We've been cutting corporate and income taxes for fifteen years and now we're surprised that the cupboard is bare and we need to pay a guy 1500$ a day to tell us that?  Give me a break.  McGuinty's going to have a caucus revolt on his hands if he goes forward with this - we all know that Liberals don't run as candidates to deliver any sort of bad news to anyone.

deb93

Given a choice though, they'll cut off the poor and middle class, while protecting their wealthy benefactors.

Time to raise corporate taxes because the cuts there don't create jobs anyway.
And time to raise income tax rates for the rich.

As usual, the 'austerity' agenda is just another wealth grab by the rich.

I wonder who's REALLY paying (off) Drummond.

ygtbk

I think my posts at #23 and #37 are relevant here. Dalton McGuinty has been an incredibly poor fiscal manager. If he had increased spending in line with population and inflation (hardly the definition of draconian cuts) Ontario would not be in deficit today. This problem is entirely self-inflicted by the Liberal government, and they're going to try to use the Drummond report as a reason to cut, rather than say "you know, we're completely incompetent, and here's the problem that we caused..."
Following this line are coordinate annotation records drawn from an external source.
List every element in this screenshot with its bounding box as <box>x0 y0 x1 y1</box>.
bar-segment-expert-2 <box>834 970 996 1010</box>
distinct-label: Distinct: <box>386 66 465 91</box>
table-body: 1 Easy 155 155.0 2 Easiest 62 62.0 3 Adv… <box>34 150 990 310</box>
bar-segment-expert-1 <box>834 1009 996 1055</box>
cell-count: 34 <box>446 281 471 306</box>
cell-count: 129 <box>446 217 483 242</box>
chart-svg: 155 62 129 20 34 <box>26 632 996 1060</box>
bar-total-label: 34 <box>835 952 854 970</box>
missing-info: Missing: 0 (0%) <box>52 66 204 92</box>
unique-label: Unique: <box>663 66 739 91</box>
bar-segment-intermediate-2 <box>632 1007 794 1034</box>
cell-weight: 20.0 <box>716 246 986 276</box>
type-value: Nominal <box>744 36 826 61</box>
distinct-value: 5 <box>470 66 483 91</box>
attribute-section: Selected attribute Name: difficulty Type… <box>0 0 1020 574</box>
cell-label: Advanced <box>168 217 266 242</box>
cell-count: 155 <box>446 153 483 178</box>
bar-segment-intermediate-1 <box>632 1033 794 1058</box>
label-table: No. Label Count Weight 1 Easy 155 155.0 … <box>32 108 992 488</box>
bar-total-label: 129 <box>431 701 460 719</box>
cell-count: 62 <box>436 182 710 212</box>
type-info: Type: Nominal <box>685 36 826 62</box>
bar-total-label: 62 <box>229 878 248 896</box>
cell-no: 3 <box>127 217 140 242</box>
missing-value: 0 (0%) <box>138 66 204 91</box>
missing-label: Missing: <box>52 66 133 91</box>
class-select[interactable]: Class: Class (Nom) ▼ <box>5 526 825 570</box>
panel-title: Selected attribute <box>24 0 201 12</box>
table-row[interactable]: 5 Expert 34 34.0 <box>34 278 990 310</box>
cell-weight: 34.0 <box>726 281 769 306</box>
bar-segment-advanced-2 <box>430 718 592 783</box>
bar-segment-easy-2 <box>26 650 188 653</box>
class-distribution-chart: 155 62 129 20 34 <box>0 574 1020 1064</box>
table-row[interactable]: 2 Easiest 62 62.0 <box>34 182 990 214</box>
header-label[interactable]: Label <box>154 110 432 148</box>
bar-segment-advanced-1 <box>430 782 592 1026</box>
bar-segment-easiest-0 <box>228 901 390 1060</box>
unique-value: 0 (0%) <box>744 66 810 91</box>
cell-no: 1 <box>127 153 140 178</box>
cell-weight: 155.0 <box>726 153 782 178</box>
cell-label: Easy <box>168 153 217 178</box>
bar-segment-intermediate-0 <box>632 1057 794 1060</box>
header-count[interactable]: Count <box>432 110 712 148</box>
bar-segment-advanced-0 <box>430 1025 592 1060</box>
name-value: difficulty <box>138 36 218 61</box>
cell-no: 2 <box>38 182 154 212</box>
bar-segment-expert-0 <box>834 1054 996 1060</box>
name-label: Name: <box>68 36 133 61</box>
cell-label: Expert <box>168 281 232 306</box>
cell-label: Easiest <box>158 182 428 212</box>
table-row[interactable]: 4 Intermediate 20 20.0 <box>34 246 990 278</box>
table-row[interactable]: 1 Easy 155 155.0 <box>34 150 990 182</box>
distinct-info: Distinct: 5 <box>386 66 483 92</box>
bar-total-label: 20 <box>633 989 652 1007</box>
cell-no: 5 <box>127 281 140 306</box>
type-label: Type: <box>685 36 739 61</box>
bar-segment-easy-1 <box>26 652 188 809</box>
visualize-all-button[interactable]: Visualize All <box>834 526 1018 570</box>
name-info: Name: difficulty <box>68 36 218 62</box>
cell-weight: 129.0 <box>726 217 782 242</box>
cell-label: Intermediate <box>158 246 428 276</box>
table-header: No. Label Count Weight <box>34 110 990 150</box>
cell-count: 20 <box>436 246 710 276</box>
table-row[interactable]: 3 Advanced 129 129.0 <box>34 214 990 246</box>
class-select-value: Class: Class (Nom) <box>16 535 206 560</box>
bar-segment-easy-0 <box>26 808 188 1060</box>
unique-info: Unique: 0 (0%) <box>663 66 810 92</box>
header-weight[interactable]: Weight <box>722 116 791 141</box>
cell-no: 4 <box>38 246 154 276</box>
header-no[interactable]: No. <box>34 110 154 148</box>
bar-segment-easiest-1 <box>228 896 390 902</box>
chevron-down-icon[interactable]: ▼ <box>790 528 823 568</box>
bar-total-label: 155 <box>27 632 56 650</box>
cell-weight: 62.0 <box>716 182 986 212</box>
The federal government has cut back GST from 7% to 5% since 2006, so HST (let's just pretend it's been in place in Ontario the whole time, which is not quite true) has reduced from 15% to 13%. The Harper cuts in GST were widely criticized as regressive at the time. Maybe Dalton should boldly increase the Ontario portion of HST from 8% to 10%?

epaulo13 epaulo13's picture

ygtbk

..your numbers, i have no reason to doubt, are accurate. this makes mcguinty competent because he is serving the interest of capital. the problem of rampaging capital, as seen to be going everywhere, cannot be solved by producing logical finances by political force that matches the attack which then creates the space for change. so organize and resist is what i suggest. shut the province down before this goes any further.